# Вопросы-ответы > Психологические консультации >  Как раскрепоститься?

## Женя Пасконин

Харе Кришна.
Когда я нахожусь в обществе я чего-то боюсь,стесняюсь,замыкаюсь - как раскрепоститься?Может какие-то тренинги,курсы пройти,лекции послушать,как-то поработать над собой?Посоветуйте что нибудь...

----------


## Нитай дас

Харе Кришна, Евгений!
Есть ли у Вас возможность пообщаться со мной по скайпу?
Стеснение в обществе до какой-то степени испытывают многие люди. Это может быть вполне нормально. Хорошо бы исследовать страх. Испытывали ли Вы нечто похожее в детстве? Какие события из детства Вам вспоминаются по этому поводу?

----------


## Женя Пасконин

Да есть возможность.
Мне сейчас 18 лет. Стеснение началось лет с 8, но тогда оно было еще более менее естественно.1)В детстве было очень много ситуаций, которые вызывали стыд и самоуничежиние.
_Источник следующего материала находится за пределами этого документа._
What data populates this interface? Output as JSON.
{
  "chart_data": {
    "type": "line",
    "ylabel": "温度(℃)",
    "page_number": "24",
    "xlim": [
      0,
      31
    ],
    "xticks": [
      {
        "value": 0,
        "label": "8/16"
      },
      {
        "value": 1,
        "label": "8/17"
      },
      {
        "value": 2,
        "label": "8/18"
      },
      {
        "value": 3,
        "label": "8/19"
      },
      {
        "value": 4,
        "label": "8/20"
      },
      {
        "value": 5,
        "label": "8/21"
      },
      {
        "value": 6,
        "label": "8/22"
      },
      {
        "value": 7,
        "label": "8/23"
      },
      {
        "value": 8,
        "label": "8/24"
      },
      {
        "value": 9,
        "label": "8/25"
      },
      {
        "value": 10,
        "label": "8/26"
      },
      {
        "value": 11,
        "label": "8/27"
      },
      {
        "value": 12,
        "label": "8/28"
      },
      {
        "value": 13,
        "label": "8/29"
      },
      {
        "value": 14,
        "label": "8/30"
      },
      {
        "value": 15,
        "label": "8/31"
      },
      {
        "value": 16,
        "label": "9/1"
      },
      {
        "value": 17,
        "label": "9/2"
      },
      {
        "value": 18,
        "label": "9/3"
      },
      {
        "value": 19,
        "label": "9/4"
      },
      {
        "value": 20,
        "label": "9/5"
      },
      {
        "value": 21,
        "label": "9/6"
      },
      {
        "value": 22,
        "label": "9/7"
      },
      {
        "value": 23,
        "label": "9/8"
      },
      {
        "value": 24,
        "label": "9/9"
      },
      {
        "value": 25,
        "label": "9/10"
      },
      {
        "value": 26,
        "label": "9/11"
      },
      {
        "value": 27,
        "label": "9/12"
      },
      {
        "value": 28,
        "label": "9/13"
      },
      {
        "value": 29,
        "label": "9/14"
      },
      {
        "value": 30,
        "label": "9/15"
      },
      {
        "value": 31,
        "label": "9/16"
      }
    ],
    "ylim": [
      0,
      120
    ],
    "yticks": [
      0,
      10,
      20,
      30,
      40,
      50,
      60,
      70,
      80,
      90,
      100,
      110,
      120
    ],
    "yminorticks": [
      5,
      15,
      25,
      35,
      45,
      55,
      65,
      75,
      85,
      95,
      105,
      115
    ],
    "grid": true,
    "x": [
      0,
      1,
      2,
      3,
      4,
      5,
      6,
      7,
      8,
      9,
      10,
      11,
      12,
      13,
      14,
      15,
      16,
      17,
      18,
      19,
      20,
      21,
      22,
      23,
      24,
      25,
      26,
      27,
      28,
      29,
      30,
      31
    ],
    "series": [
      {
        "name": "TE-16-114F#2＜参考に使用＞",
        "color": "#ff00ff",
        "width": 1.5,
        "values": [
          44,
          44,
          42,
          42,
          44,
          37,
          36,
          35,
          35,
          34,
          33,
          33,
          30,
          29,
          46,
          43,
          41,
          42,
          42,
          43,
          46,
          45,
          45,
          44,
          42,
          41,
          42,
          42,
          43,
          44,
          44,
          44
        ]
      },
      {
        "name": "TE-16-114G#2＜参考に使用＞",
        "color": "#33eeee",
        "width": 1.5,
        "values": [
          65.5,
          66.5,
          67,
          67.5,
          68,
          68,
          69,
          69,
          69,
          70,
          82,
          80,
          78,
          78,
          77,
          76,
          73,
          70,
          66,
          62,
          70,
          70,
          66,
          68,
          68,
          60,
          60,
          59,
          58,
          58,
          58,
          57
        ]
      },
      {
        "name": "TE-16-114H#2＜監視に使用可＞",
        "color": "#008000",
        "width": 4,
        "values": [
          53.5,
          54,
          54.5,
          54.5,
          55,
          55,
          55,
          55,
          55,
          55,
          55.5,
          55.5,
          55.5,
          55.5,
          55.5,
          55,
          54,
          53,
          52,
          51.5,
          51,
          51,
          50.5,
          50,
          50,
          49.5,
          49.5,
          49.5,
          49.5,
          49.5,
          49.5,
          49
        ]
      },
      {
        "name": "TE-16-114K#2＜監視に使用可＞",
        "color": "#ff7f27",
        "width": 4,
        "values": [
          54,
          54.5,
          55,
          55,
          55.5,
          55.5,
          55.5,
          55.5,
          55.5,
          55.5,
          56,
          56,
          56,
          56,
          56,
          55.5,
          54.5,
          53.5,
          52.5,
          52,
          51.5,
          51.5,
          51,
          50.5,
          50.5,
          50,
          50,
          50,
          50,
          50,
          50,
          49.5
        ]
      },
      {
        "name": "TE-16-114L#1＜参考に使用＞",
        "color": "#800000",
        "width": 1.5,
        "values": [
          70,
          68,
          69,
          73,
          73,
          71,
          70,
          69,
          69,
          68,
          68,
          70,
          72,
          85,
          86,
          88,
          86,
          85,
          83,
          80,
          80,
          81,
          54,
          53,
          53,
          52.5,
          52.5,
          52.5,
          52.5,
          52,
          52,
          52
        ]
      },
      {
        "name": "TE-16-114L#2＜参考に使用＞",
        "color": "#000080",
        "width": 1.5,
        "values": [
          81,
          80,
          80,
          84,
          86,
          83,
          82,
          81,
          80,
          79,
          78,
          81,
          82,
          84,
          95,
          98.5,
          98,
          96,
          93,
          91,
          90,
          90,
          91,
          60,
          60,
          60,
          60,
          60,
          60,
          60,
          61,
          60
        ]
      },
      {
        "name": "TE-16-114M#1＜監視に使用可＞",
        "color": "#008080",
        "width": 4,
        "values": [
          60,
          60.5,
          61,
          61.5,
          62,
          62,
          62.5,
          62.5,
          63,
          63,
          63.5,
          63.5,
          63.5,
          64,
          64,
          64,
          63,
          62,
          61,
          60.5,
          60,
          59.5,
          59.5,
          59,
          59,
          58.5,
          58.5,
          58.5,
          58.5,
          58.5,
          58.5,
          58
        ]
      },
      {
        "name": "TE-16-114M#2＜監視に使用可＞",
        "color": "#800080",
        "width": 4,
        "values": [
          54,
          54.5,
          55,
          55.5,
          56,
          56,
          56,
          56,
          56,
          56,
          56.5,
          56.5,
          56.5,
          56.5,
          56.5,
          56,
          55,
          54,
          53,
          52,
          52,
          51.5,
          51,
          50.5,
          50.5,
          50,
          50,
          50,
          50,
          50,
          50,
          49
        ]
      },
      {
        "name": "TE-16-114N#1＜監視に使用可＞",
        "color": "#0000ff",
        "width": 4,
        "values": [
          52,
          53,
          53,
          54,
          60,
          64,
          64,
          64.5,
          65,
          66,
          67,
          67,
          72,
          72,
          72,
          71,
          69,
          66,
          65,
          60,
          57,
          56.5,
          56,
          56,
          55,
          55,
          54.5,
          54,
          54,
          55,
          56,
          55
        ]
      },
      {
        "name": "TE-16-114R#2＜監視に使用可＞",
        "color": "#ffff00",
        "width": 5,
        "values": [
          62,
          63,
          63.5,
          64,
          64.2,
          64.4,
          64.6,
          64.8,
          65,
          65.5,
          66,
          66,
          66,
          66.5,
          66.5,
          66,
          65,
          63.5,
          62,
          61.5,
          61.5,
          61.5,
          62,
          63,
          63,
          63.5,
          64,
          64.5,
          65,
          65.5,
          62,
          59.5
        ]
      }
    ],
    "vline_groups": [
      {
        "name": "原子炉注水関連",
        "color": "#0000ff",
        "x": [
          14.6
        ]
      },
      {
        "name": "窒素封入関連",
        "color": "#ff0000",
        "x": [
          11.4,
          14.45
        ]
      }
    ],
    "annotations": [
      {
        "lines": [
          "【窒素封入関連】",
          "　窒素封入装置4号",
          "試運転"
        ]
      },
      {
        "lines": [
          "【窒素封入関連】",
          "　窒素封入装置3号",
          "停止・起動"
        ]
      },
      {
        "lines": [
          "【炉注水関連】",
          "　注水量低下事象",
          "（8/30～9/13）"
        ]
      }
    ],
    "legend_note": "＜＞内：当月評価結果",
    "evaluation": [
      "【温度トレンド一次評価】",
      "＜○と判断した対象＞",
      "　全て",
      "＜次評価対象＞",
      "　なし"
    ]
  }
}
Я их каждый день одумывал . Года 3-4 назад начался страх,практически не поддающийся контролю.Сейчас он стал слабее, но когда я попадаю в подобные ситуации - ум отказывается думать, тело деревенеет,лицо искажается.2)В основном события, где я опозорился или неправильно себя повел.

----------


## Женя Пасконин

Новых самскар я уже не создаю,потому что более менее понял, что все дело в уме и стараюсь все оценивать разумом. Что можно сделать со старыми самскарами?

----------


## Нитай дас

Евгений, пришлите мне личным сообщением свой скайп. В какое время Вам удобно пообщаться? Нужно проговаривать эмоциональные состояния, ситуации острые. Нужно проговаривать, осознавать, проходить глубже к запускающему механизму. 
Самскары формируются при эмоциональном реагировании (принятие/отвержение). Разум конечно штука хорошая, однако, пока материальные привязанности есть, самкары буду писаться, карма будет создаваться. Исключение - преданное служение и духовные самскары. Так что нужно менять привязанности...

----------